After the 2013 half marathon I rested my legs for months, but I was in pain within weeks of trying to run again. I decided to suck it up and get professional help. I started with an informal evaluation at one of Runner’s Den’s weekly injury clinics. I described my pain to the doctor and he immediately referred me to Endurance Rehab for ASTYM®. And then he warned me – ASTYM hurts.
I didn’t think much of it at the time. I used to be a gymnast. How bad could it be?
The next day, I called to make an appointment at Endurance Rehab and relayed the injury clinic doctor’s recommendation that I receive ASTYM and she warned me – You know it’s going to hurt a lot, right?
Ok now I started to worry a little bit if the receptionist was warning me. I did some research on YouTube to get an idea of what I was in for.
A few days later I met with my physical therapist, Eric, who did a full athletic history and evaluation. He said my shin pain was due to the fact that I had a lot of scar tissue my legs, which is why they didn’t get better with rest alone. His plan of action: break up the scar tissue with ASTYM, strengthen my leg muscles, and train me on a better running posture to prevent recurrence.

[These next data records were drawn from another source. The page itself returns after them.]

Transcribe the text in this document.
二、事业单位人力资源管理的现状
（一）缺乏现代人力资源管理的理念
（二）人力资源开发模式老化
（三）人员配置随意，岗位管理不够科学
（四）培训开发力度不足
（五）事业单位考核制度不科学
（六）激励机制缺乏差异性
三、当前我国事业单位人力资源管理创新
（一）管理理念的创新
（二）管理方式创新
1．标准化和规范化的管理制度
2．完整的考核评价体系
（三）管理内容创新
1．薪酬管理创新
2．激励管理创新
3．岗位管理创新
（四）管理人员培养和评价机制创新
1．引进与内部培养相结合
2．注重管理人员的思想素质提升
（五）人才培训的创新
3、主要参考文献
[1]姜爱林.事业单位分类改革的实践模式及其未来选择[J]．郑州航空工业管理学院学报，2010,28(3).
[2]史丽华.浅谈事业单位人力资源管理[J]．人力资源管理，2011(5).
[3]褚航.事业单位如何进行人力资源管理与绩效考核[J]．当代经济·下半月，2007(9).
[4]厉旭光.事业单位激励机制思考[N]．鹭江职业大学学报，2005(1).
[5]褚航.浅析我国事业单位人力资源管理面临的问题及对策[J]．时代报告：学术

My ASTYM included both anterior tibialis muscles (front outside lower leg), my left posterior tibialis (front inside lower leg), both calves, and the bottoms of both feet. The video above must have been done on a person who didn’t have any injuries because Holy Fucking Shit ASTYM hurts! The first time Eric did ASTYM on me, it hurt so much I was shaking by the time he was halfway through. (He said I was the first person he’s seen have that reaction.) I never shook again, but it is not uncommon for me to cringe, grunt, scream, swear, and pound the table during ASTYM. I’ve pulled my foot away a few times, and each time Eric patiently holds out his hand until I give it back.
And did I mention the bruising? We’re all glad I did this during winter because if I wore a dress or shorts outside, everyone would wonder who’s beating me.

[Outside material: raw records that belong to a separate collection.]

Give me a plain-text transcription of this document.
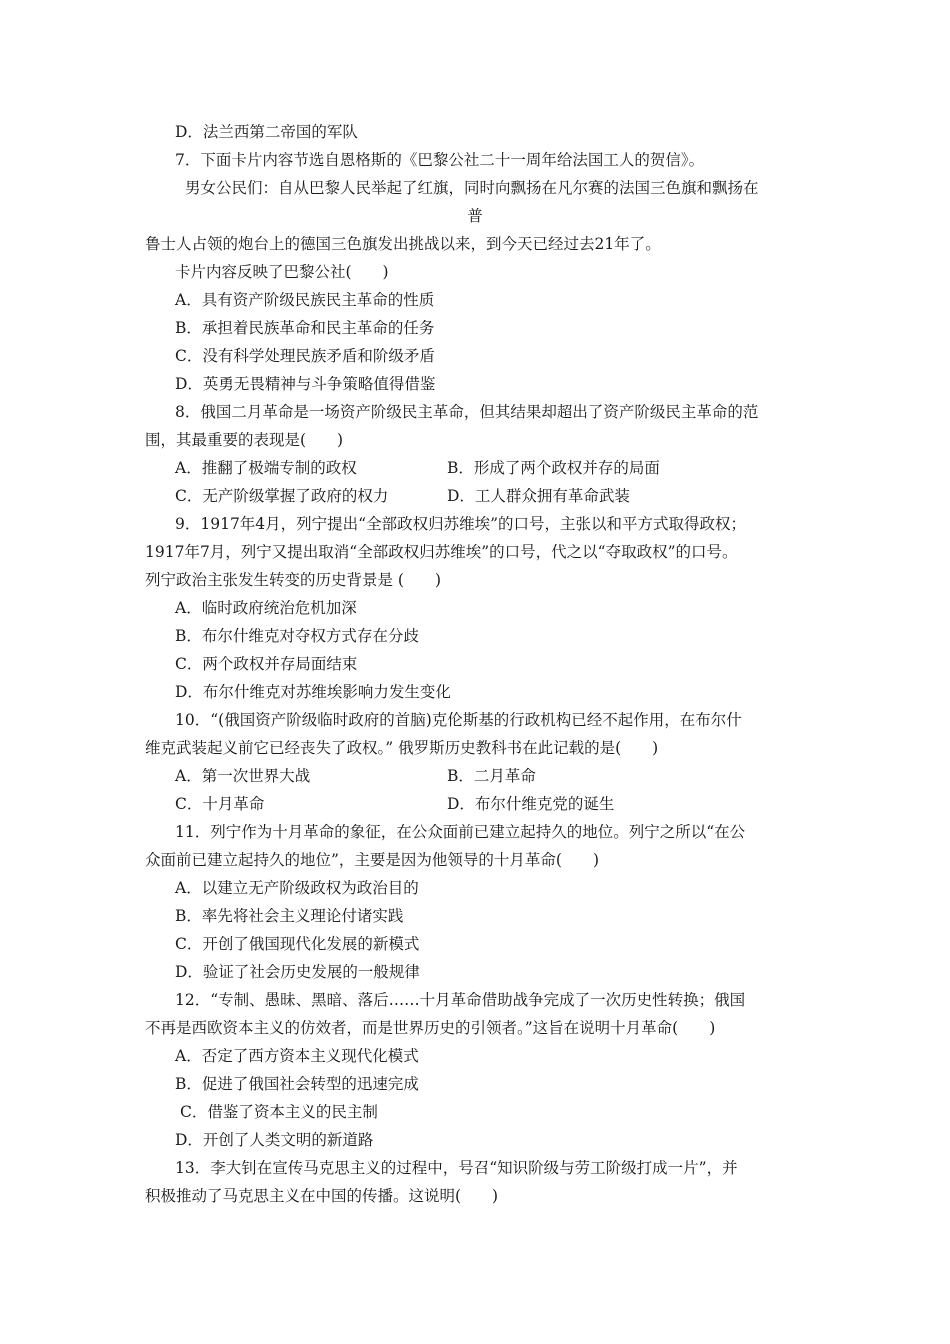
D．法兰西第二帝国的军队
7．下面卡片内容节选自恩格斯的《巴黎公社二十一周年给法国工人的贺信》。
男女公民们：自从巴黎人民举起了红旗，同时向飘扬在凡尔赛的法国三色旗和飘扬在
普
鲁士人占领的炮台上的德国三色旗发出挑战以来，到今天已经过去21年了。
卡片内容反映了巴黎公社(　　)
A．具有资产阶级民族民主革命的性质
B．承担着民族革命和民主革命的任务
C．没有科学处理民族矛盾和阶级矛盾
D．英勇无畏精神与斗争策略值得借鉴
8．俄国二月革命是一场资产阶级民主革命，但其结果却超出了资产阶级民主革命的范
围，其最重要的表现是(　　)
A．推翻了极端专制的政权	B．形成了两个政权并存的局面
C．无产阶级掌握了政府的权力	D．工人群众拥有革命武装
9．1917年4月，列宁提出“全部政权归苏维埃”的口号，主张以和平方式取得政权；
1917年7月，列宁又提出取消“全部政权归苏维埃”的口号，代之以“夺取政权”的口号。
列宁政治主张发生转变的历史背景是 (　　)
A．临时政府统治危机加深
B．布尔什维克对夺权方式存在分歧
C．两个政权并存局面结束
D．布尔什维克对苏维埃影响力发生变化
10．“(俄国资产阶级临时政府的首脑)克伦斯基的行政机构已经不起作用，在布尔什
维克武装起义前它已经丧失了政权。” 俄罗斯历史教科书在此记载的是(　　)
A．第一次世界大战	B．二月革命
C．十月革命	D．布尔什维克党的诞生
11．列宁作为十月革命的象征，在公众面前已建立起持久的地位。列宁之所以“在公
众面前已建立起持久的地位”，主要是因为他领导的十月革命(　　)
A．以建立无产阶级政权为政治目的
B．率先将社会主义理论付诸实践
C．开创了俄国现代化发展的新模式
D．验证了社会历史发展的一般规律
12．“专制、愚昧、黑暗、落后……十月革命借助战争完成了一次历史性转换；俄国
不再是西欧资本主义的仿效者，而是世界历史的引领者。”这旨在说明十月革命(　　)
A．否定了西方资本主义现代化模式
B．促进了俄国社会转型的迅速完成
C．借鉴了资本主义的民主制
D．开创了人类文明的新道路
13．李大钊在宣传马克思主义的过程中，号召“知识阶级与劳工阶级打成一片”，并
积极推动了马克思主义在中国的传播。这说明(　　)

The good news is the pain gets better and the bruising decreases over time as the scar tissue breaks up. When he works on me, Eric uses ASTYM and manually massages my tibialis muscles. His hands are bright red from the pressure he’s putting on my muscles and except for a few small areas on my plantar fascia and my post tibialis, I’m pretty comfortable compared to when he first worked on me.
We also did some dry needling in my post tibialis during physical therapy. Dry needling uses the same gauge needles as acupuncture but they go all the way into the muscles. It’s based on the premise that the needles cause micro-trauma where they’re inserted which stimulates the healing process. There are people on both sides of whether dry needling is an effective treatment or only placebo. I don’t care. It seemed to help me.
It felt really intense when the needles were in my leg, especially when they were going in. I had an urge to point and flex my foot after the needles were in but I figured that would hurt a lot so I opted to do it with my non-needled foot instead.
I’m happy to share that my legs are on the mend and I’m starting to run again. I’ll write another post soon about the process of learning to run with a completely different running form.